2 Dividend Aristocrats Trading At A Discount

| About: ProShares S&P (NOBL)

Summary

Caution: US equities are at an all-time high.

Value investors should look to Dividend Aristocrats as a safe haven in a pull-back.

Don't have to be too defensive. These two Aristocrats also have nice upside potential.

Caution: US Equities At All Time Highs

Although the S&P 500 closed slightly lower Wednesday, the index is still near its all-time high as investors continue to enjoy an eight-year bull market. However, many equity analysts remain cautious as stocks appear to be trading at inflated multiples. Goldman Sachs's even went on record saying that it believes the US bull market is in its last few innings.

But what is an enterprising investor to do with that information? It's too costly to sit on the sideline, especially while the Trump trade rally is showing no sign of slowing. So where should investors look? One safe bet is to look at members of the S&P 500 Dividend Aristocrats ETF (BATS:NOBL). This ETF consists of a select group of 52 S&P 500 stocks with 25+ years of consecutive dividend increases. Investors can count on these dividends to potentially help offset losses from any type of market pullback... when it happens.

However, there's little upside in being too defensive in this bull market. So we used finbox.io's dividend discount models to see if there are any Dividend Aristocrats that still appear to be fundamentally undervalued.

2 Dividend Aristocrats Trading at a Discount

As a quick reminder, a dividend discount model estimates the value of a company's stock price based on the theory that its true value is equal to the sum of the present value of all of its future dividend payments to shareholders.

After applying this technique to the 52 Dividend Aristocrats, there were two companies that stood out: Hormel Foods (NYSE:HRL) and AbbVie (NYSE:ABBV).

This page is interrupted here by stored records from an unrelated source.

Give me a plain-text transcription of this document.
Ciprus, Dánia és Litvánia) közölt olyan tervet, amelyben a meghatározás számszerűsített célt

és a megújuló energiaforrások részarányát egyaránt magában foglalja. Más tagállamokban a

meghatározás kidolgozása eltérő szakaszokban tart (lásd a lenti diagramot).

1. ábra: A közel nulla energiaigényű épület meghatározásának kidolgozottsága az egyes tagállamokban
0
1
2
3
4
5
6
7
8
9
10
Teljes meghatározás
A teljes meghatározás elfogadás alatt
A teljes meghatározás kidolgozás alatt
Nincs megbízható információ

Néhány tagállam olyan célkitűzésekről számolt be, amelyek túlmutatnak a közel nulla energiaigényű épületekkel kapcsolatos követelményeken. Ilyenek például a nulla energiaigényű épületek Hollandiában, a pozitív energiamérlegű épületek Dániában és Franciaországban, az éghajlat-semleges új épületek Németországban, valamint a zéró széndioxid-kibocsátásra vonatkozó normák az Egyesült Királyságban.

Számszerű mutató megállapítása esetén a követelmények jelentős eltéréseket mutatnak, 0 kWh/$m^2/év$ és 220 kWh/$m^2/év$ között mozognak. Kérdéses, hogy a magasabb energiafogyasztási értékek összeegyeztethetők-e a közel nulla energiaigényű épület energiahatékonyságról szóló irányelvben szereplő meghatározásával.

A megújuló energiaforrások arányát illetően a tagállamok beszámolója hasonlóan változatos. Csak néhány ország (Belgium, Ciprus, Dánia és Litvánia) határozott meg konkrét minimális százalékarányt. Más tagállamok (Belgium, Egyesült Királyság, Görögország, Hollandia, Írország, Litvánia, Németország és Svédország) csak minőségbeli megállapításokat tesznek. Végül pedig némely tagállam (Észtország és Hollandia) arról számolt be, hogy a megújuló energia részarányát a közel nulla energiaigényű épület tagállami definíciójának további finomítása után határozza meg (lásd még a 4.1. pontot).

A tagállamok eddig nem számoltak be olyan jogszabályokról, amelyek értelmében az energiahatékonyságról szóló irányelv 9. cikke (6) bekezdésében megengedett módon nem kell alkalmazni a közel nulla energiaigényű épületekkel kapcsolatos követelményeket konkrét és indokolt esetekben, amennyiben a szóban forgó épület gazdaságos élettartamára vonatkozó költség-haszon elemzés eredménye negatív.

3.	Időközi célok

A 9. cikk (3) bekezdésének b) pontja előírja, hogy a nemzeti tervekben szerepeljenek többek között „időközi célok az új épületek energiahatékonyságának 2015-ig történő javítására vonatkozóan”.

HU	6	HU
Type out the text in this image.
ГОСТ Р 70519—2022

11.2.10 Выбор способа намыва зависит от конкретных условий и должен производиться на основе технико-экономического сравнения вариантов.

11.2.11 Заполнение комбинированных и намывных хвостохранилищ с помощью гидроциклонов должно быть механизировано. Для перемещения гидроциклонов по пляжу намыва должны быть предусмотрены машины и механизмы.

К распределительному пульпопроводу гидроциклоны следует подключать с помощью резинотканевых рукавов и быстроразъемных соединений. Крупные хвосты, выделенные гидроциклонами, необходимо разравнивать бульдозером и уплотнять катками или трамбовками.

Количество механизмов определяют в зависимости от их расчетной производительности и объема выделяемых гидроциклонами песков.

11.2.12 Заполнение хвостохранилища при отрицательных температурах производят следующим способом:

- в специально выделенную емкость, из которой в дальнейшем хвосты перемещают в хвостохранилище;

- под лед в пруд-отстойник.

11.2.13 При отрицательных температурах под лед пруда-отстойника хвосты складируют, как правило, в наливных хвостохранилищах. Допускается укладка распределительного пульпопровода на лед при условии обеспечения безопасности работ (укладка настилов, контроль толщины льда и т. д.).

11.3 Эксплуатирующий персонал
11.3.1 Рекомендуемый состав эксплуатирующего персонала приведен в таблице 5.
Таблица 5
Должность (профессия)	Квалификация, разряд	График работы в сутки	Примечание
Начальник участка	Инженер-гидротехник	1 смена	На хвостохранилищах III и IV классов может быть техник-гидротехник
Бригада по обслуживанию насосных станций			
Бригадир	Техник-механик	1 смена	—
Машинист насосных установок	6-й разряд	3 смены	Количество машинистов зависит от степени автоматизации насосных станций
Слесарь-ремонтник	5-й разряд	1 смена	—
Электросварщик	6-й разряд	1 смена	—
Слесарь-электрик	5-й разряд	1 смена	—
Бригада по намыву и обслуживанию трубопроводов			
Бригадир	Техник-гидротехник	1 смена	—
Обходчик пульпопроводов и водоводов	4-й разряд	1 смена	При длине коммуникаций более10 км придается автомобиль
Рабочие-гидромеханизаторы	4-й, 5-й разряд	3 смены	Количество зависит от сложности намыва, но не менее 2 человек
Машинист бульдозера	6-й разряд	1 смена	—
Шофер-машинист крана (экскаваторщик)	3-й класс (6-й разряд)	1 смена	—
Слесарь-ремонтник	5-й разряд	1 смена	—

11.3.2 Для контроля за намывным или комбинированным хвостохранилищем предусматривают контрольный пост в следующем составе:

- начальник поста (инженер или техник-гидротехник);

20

As illustrated in the chart below, Hormel Foods' historical net income growth has averaged around 15% over the last several years. The company has also paid out roughly 25% to 35% of net income in the form of dividends. Applying similar assumptions in the five-year dividend discount model (shown on the right hand side) concludes a fair value of $42.30 per share. This implies that the company's shares are currently 13% undervalued.

Source: Hormel Foods DDM model

AbbVie has distributed a significant amount of its earnings in the form of dividends (~60%) since the company spun off from Abbott (NYSE:ABT) in 2013. The company appears to be trading at a 10% discount to fair value when applying similar assumptions in the five-year dividend discount model as shown below.

Source: AbbVie DDM model

It's worth noting that dividend discount models are known to provide conservative estimates of fair value as some cash leakage not taken into account. However, as economist John Maynard Keynes once noted:

"It is better to be roughly right than precisely wrong."

Hence, the conservative nature of the model should help investors get comfortable with the upside potential for each company. These two Dividend Aristocrats could prove to produce outsized total returns in a bull market as well as a safe haven in a down market.

Disclosure: I am/we are long ABBV, HRL.

I wrote this article myself, and it expresses my own opinions. I am not receiving compensation for it. I have no business relationship with any company whose stock is mentioned in this article.